Dans Le Notaire de Pradeloup, Jean-Paul Malaval nous plonge dans la Corrèze des années 1960 et nous raconte la double vie d’un notaire rusé, Lazare Bazin. Le roman, écrit d’une main de maître, écorne l’image de la profession. L’heure n’est-elle pas venue de réagir ?

 

C’est sur les conseils de mon prédécesseur que j’ai lu « Le Notaire de Pradeloup ». Je me suis jeté le soir même dans la découverte de ce roman et je ne l’ai abandonné qu’à la dernière page. Lazare Bazin, le notaire de Galiane-sur-Sévère, attend les derniers sacrements. C’est un personnage cynique et peu recommandable. Sa succession risque d’ouvrir une véritable boîte de Pandore dans le village. L’activité notariale souffre ici d’une définition réductrice : « Qu’est ce donc que l’ouvrage d’un notaire, sinon remettre à l’endroit ce que la vie a déplacé ». Un peu plus loin, l’auteur a une vision inédite de la fonction notariale : « Tout notaire n’est-il point une éponge qui absorbe les haines et ne les restitue jamais » ? Au fil des pages, le roman instille une image foncièrement négative de l’officier public. Non seulement les faits rapportés sont indignes d’un notaire et justifieraient sa destitution, mais Lazare Bazin est un homme méprisable… Fort d’une bibliographie qui se décline sur trois décennies, Jean-Pierre Malaval ne peut pourtant être suspecté d’avoir cédé à un certain clientélisme. Mais le constat est amer. Une fois de plus, l’image du notaire est digne des bavardages colportés dans l’arrière-salle d’un café du commerce. Elle capitalise tous les défauts et toutes les bassesses.

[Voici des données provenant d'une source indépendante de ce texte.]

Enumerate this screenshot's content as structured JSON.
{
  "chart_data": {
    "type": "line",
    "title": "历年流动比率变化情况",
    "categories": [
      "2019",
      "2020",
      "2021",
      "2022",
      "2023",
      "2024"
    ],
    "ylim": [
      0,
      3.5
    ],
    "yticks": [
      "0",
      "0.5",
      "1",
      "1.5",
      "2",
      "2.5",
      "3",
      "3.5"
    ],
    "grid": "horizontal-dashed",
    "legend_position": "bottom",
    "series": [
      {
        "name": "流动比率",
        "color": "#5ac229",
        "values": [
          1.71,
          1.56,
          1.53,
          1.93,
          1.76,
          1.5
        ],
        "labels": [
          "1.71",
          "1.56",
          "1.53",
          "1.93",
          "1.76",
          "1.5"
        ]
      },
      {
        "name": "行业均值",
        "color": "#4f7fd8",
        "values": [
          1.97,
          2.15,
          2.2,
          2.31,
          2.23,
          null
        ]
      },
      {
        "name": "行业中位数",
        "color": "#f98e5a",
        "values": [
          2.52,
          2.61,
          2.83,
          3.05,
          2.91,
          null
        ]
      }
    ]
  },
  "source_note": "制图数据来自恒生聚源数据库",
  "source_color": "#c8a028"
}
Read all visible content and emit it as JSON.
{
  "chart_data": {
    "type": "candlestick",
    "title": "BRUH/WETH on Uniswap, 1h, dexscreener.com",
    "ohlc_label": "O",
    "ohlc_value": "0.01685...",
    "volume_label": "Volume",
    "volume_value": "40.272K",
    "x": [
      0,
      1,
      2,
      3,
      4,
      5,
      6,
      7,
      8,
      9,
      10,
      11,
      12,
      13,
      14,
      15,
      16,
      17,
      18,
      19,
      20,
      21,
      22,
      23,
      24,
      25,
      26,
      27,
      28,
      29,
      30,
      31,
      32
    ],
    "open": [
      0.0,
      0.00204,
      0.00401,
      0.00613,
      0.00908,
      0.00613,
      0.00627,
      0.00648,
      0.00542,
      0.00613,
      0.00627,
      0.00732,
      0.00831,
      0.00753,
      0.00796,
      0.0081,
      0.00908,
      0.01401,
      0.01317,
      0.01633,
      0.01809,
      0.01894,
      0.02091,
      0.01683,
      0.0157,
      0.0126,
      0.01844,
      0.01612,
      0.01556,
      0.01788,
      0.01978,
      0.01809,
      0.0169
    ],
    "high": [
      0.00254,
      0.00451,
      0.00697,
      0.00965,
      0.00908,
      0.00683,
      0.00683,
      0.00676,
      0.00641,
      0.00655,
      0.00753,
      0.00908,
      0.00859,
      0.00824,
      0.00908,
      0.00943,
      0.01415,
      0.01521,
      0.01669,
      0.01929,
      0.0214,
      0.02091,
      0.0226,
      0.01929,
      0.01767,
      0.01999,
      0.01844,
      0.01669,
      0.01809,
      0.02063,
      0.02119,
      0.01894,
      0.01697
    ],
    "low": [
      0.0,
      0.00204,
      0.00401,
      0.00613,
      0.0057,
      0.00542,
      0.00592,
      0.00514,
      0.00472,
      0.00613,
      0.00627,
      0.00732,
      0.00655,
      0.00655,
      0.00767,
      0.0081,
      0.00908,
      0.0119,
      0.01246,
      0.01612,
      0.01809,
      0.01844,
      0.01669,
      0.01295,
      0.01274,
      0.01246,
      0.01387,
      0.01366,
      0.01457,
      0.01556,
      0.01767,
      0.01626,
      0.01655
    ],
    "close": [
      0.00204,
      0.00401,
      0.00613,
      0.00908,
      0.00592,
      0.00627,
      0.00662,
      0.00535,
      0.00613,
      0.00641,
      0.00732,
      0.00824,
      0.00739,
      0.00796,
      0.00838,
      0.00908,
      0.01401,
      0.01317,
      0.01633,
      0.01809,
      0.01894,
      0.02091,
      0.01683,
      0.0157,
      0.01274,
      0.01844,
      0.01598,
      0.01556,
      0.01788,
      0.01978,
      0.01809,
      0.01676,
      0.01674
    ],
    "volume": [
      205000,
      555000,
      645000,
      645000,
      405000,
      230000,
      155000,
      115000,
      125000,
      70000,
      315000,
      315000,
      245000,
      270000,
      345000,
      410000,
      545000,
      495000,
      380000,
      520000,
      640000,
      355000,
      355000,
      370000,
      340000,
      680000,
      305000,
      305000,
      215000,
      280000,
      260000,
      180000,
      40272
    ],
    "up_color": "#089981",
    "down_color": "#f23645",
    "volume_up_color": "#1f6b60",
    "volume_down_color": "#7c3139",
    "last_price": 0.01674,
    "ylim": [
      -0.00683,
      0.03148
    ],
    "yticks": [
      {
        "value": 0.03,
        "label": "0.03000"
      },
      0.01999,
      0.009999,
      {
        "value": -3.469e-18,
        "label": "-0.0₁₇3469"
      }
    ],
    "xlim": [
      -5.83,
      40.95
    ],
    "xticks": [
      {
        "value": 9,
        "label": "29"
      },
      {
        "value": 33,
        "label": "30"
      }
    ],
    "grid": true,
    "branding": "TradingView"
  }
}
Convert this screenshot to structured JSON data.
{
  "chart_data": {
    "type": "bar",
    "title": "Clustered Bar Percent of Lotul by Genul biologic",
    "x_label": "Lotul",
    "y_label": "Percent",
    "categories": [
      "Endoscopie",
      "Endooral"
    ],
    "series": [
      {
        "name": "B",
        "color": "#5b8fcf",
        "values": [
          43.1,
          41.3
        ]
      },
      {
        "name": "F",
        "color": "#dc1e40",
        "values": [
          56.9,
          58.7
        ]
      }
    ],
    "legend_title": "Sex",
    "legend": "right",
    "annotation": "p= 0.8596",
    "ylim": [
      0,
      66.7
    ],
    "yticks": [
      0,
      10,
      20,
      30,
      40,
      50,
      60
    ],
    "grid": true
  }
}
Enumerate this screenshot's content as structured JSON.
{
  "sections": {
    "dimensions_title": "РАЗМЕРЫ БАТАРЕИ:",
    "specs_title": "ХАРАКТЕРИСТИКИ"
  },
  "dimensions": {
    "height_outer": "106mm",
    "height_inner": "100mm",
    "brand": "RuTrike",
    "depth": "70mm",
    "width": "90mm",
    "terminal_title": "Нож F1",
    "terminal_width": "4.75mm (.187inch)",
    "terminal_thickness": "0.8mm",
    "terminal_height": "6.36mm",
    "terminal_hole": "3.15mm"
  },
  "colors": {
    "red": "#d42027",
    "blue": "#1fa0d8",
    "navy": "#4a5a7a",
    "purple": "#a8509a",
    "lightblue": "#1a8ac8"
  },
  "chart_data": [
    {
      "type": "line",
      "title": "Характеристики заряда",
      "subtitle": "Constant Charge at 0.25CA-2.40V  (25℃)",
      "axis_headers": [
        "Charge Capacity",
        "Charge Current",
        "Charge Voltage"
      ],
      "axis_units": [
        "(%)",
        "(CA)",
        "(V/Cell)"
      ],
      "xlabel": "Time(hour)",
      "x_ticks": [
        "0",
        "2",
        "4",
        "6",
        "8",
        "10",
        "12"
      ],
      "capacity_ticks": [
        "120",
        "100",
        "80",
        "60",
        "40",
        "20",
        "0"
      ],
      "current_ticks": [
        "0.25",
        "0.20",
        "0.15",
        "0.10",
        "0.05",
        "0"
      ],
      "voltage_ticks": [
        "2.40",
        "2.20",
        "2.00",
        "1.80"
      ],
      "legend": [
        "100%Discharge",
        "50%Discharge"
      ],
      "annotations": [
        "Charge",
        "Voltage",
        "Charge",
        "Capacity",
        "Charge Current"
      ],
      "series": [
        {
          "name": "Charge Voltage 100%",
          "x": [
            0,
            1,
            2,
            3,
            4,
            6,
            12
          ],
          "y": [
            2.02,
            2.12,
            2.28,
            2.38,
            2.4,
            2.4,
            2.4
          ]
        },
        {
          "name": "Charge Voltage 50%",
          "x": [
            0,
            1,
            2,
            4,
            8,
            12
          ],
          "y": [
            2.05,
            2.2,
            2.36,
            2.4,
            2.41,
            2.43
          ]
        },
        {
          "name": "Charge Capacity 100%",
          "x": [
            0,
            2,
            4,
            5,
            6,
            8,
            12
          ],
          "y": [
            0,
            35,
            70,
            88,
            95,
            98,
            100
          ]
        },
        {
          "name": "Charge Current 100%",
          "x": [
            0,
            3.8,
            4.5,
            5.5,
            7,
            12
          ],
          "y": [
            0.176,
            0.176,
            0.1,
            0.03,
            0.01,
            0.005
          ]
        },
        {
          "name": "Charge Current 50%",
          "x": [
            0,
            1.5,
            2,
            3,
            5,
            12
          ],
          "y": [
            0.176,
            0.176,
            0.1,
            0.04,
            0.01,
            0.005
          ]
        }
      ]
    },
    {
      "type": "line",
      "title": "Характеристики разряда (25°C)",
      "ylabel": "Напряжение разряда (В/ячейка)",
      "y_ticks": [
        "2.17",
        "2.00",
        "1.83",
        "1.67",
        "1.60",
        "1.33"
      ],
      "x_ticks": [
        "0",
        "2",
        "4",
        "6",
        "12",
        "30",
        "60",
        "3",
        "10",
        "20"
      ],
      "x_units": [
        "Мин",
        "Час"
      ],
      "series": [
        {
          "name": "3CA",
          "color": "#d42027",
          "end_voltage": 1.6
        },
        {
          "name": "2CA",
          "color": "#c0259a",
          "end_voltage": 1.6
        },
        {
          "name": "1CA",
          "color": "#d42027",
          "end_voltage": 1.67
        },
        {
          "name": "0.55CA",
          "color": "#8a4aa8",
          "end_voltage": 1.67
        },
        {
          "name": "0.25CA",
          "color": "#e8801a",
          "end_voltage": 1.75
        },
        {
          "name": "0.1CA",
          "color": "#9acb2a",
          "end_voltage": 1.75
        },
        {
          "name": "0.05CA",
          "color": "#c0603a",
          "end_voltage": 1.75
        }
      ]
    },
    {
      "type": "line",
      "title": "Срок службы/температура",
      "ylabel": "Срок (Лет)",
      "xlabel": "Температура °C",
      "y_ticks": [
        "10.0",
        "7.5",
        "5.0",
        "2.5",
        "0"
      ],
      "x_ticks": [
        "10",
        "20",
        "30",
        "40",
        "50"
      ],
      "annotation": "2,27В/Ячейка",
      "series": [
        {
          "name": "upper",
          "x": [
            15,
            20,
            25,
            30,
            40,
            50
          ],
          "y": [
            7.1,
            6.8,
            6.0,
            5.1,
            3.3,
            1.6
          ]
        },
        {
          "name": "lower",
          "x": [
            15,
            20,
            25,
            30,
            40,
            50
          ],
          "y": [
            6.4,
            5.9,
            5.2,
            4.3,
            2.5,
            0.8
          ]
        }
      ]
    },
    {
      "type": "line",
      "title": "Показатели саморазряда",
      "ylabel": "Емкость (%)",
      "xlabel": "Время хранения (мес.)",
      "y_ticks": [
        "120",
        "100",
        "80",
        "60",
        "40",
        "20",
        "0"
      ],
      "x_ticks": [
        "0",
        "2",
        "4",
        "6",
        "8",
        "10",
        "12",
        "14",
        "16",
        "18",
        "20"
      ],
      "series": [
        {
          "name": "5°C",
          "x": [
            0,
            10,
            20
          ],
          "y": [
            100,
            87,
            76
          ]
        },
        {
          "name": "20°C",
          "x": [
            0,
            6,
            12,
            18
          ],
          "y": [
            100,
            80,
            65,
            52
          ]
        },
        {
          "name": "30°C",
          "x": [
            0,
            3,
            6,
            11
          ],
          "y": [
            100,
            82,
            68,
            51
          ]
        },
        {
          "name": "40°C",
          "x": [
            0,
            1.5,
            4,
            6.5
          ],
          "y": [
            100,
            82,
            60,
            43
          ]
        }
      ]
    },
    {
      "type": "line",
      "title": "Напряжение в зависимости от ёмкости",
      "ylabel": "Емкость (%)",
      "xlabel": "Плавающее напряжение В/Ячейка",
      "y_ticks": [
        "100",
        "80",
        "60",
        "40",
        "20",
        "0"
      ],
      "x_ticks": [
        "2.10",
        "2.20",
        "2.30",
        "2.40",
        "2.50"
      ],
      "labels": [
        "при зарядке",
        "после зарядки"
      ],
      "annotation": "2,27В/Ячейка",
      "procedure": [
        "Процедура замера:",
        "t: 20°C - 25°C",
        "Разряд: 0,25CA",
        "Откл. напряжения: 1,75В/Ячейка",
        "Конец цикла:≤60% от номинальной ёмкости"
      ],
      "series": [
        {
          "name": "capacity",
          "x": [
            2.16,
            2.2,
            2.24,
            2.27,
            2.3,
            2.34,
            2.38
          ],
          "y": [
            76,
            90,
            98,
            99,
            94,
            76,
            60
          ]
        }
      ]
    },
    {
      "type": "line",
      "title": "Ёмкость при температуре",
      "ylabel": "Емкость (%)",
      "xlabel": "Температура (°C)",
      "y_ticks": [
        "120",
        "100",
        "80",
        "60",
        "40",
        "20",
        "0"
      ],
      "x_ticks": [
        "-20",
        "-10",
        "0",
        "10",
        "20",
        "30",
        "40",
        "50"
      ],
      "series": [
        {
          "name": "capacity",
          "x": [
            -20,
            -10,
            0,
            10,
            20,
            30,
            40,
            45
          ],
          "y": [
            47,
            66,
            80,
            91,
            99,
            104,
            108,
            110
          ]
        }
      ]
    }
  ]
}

Pourtant, quelle autre profession assure autant de conférences grand public et de consultations gratuites pour mieux expliquer les règles de droit ? Quelle corporation peut s’honorer d’exécuter la mission qui lui a été déléguée par l’État, sans jamais exprimer, haut et fort, quelque mécontentement que ce soit ?

 

Les héros des temps modernes

Face au notariat, « l’autre » profession juridique est omniprésente au sommet de l’État, au gouvernement ou au Parlement, avec une participation conséquente rivalisant avec celle des fonctionnaires. Campée dans de nombreux feuilletons télévisés (comme « Avocats et Associés »), elle vient d’assurer sa communication dans deux livres. Le premier, « Parcours d’avocat(e)s », de Christophe Perrin et Laurence Gaune (éditions Le Cavalier bleu), a pour ambition de faire découvrir l’itinéraire de dix « grands maîtres » hors du commun. Le second, « Les grandes plaidoiries des ténors du barreau. Quand les mots peuvent tout changer » (Matthieu Aron, éditions Jacob-Duvernet) révèle l’art de l’oratoire comme une science. Les « grands ténors », familiers des projecteurs de l’actualité, sont devenus les héros des temps modernes, les alchimistes du verbe. Ils suscitent les émotions collectives, pour mieux les canaliser. Ils assurent, en quelque sorte, la promotion d’une image « globalement positive » dans l’esprit du public, tirant la charrette d’une corporation en quête de nouveaux marchés.

 

Ressortir la plume…

S’interroger sur le traitement de l’image, si contrasté, de deux professions voisines, est légitime. À la réflexion, on peut y voir une des nombreuses illustrations de l’opposition entre l’être et le paraître, un lieu commun de la philosophie. Quoi qu’il en soit, je reste convaincu que le notariat, première profession juridique informatisée de France, se doit, paradoxalement, de retrouver l’usage quotidien de la plume pour répondre à l’impérieuse nécessité de « bien faire » et de le « faire savoir »… Ressortir la plume pour ne pas être plumé ! Tel est le beau programme à développer sur la feuille de route des notaires, naturellement soucieux d’assurer la pérennité de leurs activités.